El campeón mundial Gary Kasparov y el “maestro favorito de Estados Unidos” Bruce Pandolfini (con quien di clases en mi adolescencia) se aseguraron de que el ajedrez en The Queen’s Gambit fuera preciso. La representación de ser una mujer en un mundo de hombres no lo es.
Renuncié porque el ajedrez me exigía todo y yo lo di todo. Recurrí a las drogas duras, el sexo y el alcohol para hacer frente a la enorme presión sobre mis hombros cuando tenía 12 años. A diferencia de Beth, mi adicción a las drogas no me impulsó a participar en torneos de ajedrez. Me descarriló.
No pude renunciar al ajedrez rápido. Jugué en tiendas de ajedrez, calles, apartamentos decadentes o pútridos. El ajedrez era la única constante en mi vida y no podía dejarlo de lado. Pero eventualmente incluso comenzó a agrietarse; mis alumnos comenzaron a corregir mi enseñanza, la pizarra se volvió borrosa. Dejé el alcohol y las drogas a los 37 años.
Covid fue la primera vez desde que tenía 13 años que no corría por distritos haciendo malabares con tablas. El ajedrez una vez más me trajo el mundo, solo que esta vez en línea. Clientes y clases de todas partes aparecieron en mi pantalla. Finalmente se me ocurrió estar agradecida. Era hora de ver el programa.
No pude verlo de una sentada, para disgusto de mi novio maestro de ajedrez.
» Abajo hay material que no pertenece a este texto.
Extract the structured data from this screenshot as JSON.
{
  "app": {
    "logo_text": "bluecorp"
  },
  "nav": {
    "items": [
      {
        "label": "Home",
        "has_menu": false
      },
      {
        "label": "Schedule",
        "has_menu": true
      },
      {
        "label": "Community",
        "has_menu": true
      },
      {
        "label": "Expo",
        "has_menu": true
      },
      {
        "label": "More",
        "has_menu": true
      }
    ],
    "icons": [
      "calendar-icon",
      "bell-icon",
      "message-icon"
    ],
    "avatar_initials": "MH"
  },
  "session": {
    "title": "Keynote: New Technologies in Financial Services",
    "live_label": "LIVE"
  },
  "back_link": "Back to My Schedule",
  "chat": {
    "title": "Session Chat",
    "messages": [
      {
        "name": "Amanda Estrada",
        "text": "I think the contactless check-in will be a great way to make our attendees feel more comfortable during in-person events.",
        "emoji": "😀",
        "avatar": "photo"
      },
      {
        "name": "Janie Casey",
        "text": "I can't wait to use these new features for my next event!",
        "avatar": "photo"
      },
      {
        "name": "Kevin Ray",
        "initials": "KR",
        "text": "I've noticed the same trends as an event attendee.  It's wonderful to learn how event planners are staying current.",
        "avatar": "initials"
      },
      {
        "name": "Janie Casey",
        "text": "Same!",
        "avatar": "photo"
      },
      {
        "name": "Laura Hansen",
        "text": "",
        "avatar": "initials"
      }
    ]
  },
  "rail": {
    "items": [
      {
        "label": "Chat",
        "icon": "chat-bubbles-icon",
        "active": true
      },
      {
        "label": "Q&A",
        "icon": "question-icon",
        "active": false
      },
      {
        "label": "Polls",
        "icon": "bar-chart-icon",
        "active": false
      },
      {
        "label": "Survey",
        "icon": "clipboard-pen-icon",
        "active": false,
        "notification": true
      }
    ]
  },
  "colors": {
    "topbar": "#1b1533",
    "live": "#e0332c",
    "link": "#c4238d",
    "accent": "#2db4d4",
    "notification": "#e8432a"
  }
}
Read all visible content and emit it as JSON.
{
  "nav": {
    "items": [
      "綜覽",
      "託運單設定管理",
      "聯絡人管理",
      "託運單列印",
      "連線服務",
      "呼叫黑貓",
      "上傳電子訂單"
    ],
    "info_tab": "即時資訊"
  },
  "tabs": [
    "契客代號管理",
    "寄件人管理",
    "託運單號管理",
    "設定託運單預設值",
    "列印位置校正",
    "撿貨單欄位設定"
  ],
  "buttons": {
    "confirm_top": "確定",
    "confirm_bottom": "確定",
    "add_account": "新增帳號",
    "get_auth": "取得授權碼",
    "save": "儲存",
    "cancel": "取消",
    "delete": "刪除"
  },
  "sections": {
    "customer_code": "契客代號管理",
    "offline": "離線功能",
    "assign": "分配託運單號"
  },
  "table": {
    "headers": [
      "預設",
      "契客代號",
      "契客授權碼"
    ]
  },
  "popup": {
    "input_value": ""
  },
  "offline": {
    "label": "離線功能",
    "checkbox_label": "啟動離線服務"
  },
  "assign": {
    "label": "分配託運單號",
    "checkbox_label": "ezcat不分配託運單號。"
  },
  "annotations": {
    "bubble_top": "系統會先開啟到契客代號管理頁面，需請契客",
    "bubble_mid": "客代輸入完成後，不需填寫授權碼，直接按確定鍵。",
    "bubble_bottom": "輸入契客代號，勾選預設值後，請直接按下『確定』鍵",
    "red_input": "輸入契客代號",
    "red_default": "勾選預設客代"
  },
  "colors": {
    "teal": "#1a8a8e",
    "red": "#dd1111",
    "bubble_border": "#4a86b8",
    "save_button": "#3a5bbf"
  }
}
Ver a Beth abusar del alcohol y las drogas fue lo más cerca que estuve de tales sustancias desde el comienzo de mi propia sobriedad 13 meses antes. Mientras mirábamos, mi pareja y yo notamos cómo las personas que jugaban en la pantalla se movían irrealmente rápido de una manera hecha para la televisión, y disfrutamos de la descripción de Beth de por qué le gustaba el ajedrez, cómo los 64 cuadrados en blanco y negro eran un mundo en miniatura dentro de su control.
Cuando Beth se dirigió hacia el bar la noche anterior a su gran partido con el campeón ruso, mi novio detuvo el episodio. Le pregunté qué estaba haciendo. Él respondió: “Dándole la oportunidad de cambiar de opinión”.
Esperé en silencio hasta que sintió que era hora de el momento de quitar la pausa. Ella siguió adelante y pidió esa bebida. Yo también lo hice cada vez.
En estos días, sin embargo, estoy aprendiendo a vivir sobria en el mundo entero, no solo en los 64 cuadrados.